Auditoriums come from other typologies, but here is a new one with the capacity to evoke nature without resorting to literal mimicry, using poetic images instead: Scharoun’s valley of vineyard terraces, the eroded rock that Alvar Aalto left as if by accident in the Helsinki topography, the lightweight blue sphere that Saarinen placed over the rows of seats in the Kresge Auditorium, or the river terraces sliding into a diaphanous space of platforms that Leslie Martin opened on to the Thames. Each of them stands out in its city.

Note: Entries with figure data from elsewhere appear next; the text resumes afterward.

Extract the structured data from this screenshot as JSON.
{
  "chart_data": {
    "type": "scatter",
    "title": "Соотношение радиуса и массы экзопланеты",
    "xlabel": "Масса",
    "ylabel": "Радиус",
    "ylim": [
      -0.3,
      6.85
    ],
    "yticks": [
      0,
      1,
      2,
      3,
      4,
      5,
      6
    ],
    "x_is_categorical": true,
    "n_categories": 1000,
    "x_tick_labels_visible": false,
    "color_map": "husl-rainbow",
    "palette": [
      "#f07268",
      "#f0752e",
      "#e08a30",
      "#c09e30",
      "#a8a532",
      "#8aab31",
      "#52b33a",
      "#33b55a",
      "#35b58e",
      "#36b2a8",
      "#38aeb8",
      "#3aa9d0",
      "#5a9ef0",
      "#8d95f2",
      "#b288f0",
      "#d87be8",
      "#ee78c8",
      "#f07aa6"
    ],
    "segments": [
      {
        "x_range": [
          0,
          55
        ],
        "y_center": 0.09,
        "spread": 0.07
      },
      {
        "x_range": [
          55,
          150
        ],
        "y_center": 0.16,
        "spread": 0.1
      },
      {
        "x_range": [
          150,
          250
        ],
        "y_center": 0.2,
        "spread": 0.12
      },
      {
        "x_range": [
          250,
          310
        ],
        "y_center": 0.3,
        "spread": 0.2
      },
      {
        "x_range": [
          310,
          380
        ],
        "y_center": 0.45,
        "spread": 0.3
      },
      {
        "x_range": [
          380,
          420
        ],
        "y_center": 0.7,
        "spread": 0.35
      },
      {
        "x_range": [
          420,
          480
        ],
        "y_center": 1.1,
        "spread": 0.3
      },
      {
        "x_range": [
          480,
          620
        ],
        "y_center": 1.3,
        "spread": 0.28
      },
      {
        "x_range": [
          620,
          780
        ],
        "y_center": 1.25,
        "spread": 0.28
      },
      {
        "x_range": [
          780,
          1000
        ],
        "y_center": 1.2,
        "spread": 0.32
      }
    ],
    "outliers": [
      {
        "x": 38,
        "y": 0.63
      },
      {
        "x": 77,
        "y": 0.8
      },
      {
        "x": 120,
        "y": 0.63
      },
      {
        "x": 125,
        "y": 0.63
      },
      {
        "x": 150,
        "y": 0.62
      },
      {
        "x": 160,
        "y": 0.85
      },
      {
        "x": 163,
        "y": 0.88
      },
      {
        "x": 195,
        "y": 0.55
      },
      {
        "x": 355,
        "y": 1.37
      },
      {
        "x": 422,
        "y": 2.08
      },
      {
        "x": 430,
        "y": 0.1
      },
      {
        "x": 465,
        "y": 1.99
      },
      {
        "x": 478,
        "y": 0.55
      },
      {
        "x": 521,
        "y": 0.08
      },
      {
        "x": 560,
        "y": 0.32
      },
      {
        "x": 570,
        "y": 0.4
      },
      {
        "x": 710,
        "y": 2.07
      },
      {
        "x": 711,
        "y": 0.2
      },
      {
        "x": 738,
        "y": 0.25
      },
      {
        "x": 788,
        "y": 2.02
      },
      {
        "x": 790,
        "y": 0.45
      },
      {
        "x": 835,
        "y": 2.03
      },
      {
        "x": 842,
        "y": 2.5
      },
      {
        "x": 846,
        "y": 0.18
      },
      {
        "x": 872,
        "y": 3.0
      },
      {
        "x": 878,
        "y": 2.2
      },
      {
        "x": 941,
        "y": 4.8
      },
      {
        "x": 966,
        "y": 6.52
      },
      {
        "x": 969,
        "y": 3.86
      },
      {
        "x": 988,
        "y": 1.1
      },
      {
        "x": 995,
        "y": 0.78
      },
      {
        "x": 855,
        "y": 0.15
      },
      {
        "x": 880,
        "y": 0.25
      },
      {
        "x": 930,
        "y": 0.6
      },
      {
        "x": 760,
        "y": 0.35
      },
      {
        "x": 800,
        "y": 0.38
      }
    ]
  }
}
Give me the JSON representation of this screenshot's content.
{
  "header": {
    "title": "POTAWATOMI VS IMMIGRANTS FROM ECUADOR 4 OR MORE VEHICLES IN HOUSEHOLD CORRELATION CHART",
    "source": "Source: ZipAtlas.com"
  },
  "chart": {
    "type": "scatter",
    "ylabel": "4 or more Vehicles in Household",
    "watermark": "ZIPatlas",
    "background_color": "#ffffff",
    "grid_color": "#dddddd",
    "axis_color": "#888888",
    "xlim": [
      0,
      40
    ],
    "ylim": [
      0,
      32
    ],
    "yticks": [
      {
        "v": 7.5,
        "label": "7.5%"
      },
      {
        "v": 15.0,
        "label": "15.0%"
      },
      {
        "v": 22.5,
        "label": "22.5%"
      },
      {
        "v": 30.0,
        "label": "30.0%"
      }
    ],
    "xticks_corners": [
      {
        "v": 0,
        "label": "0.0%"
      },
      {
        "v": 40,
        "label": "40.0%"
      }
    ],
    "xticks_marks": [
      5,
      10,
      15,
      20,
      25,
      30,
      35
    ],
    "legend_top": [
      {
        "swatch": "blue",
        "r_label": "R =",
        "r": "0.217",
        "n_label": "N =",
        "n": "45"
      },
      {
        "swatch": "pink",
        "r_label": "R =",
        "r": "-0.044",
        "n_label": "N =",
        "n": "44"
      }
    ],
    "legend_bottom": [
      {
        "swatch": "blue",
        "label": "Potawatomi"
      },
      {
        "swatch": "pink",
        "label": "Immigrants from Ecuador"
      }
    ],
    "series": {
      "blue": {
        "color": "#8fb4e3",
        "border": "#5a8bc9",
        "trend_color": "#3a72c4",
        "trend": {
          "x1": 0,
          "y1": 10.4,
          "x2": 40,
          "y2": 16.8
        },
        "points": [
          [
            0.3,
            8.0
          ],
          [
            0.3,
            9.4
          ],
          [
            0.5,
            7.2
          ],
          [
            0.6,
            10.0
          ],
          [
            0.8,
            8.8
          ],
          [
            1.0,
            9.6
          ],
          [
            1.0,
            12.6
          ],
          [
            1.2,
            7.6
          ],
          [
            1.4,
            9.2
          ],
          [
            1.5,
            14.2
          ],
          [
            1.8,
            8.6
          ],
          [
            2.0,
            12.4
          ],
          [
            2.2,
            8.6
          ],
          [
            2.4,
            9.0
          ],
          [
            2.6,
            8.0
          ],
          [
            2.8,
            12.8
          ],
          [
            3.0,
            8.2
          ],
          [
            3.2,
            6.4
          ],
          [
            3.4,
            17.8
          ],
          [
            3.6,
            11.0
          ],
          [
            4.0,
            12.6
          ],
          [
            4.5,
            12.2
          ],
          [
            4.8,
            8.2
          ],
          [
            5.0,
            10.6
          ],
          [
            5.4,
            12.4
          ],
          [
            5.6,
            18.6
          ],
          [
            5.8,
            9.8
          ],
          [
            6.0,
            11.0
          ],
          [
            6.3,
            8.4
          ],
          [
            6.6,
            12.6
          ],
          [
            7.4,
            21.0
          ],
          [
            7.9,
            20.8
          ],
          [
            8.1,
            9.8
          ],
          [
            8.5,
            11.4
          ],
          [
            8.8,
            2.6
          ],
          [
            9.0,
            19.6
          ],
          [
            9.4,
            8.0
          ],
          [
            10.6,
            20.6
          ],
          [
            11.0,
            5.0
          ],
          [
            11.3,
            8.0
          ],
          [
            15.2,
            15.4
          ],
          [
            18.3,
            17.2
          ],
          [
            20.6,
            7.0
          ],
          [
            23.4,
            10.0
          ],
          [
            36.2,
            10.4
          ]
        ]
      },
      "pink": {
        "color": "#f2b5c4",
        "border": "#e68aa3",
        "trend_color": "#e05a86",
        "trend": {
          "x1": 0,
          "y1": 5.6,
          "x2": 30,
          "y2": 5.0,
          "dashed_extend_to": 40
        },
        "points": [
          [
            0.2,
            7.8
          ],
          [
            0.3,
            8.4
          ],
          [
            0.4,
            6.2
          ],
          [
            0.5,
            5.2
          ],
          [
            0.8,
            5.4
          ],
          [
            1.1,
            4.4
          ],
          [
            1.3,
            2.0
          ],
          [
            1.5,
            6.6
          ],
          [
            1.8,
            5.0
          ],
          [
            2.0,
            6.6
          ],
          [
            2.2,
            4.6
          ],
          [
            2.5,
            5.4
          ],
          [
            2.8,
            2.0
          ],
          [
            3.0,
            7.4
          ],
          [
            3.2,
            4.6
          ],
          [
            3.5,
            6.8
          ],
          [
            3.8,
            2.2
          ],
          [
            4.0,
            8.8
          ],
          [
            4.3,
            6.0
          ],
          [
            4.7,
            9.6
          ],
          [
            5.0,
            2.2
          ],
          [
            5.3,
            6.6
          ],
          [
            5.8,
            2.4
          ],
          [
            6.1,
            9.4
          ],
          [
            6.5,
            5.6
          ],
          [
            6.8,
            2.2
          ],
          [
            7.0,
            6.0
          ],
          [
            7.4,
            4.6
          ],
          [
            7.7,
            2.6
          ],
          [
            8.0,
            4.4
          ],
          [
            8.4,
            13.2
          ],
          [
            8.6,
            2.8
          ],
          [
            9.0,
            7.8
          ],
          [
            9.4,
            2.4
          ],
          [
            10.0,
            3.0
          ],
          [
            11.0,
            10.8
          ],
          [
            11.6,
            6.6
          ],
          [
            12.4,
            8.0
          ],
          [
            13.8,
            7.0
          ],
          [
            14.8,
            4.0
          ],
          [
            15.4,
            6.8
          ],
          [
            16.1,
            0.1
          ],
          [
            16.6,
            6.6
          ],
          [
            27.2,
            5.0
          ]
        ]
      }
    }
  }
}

In the making of musical spaces, forms and materials are definitely determinant. They are what make the space ‘sound.’ But it is still people who give the space wholeness and social intensity, to the extent that in gathering in the auditorium, they express the need for union that pulsates in the music itself. The architect has to delve into that need before drawing the plans of the musical space. Architects have to do this if they wish it felt that the auditorium is really a mechanism endowed with the capacity to ‘transport’ us, without moving us from the city we live in, to a faraway open-air nature that already exists only in our imagination.
Ignacio G. Pedrosa is the author of the Ph.D. dissertation ‘Auditorium: a 20th-century Typology.’